For over a decade, scholars have documented forced labour among low-wage migrant workers in Gulf Cooperation Council (GCC) countries such as Qatar, the United Arab Emirates (UAE), and Saudi Arabia (Blaydes, 2023; Fernando and Lodermeier, 2022; Iskander, 2021; Parreñas, 2021). A broad understanding within this literature is that among the root causes of this phenomenon in the GCC are abuses perpetrated during workers’ recruitment from their home countries, such as extortionate fees, misinformation, and coercion. Recruitment is conducted by intermediary firms in workers’ home countries, known as ‘recruiters’ or ‘recruitment firms’. Eighty per cent of low-wage migrant workers in the GCC migrate through these channels (Mendoza, 2012).
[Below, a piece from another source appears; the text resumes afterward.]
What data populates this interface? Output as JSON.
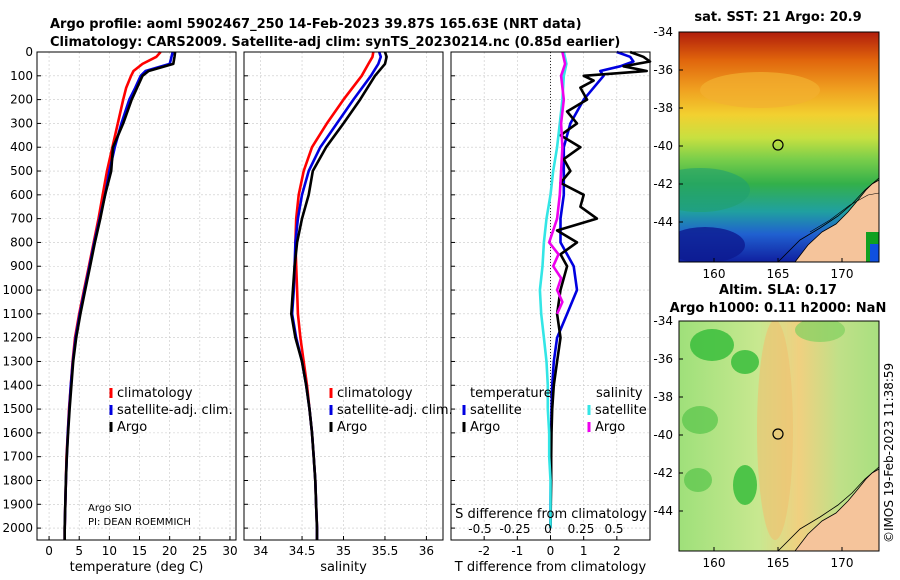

Yet, despite the proliferation of this method, the scholarship on forced labour in the GCC contains few studies on recruitment and even fewer that include interviews with the recruiters themselves (Gardner, 2012; Kern and Müller-Böker, 2015). This gap in the literature is particularly notable since scholars of forced labour have renewed their focus on recruitment as a driver of forced labour of migrant workers globally (Crane et al., 2021; Crane and LeBaron, 2018), including as a structural feature of contemporary global capitalism (Crane and LeBaron, 2018; Mantouvalou, 2023; Shamir, 2012) and with colonial origins (Buckley et al., 2023; Iskander, 2021; Wright, 2021). Within this scholarship, a growing number of studies suggest that the recruitment of low-wage migrant workers should be understood as a ‘human supply chain’, a concept developed by Jennifer Gordon as an analogy to product global value chains (GVCs) (Gordon, 2017; Buckley et al., 2023; Farbenblum and Nolan, 2020; LeBaron, 2020; Pittman, 2018; Hernández-León, 2021; Milkman, 2020).
According to this framing, employers are seen as lead firms at the top of the human supply chain, mirroring the portrayal of lead firms at the top of product supply chains within the GVC literature (Gordon, 2017). Empirical studies have shown that many product supply chains are, in fact, lead firm- or buyer-driven – meaning that the lead firm holds the greatest bargaining power, as well as the greatest ability to influence the terms of its contracts with suppliers (Gereffi, 2018).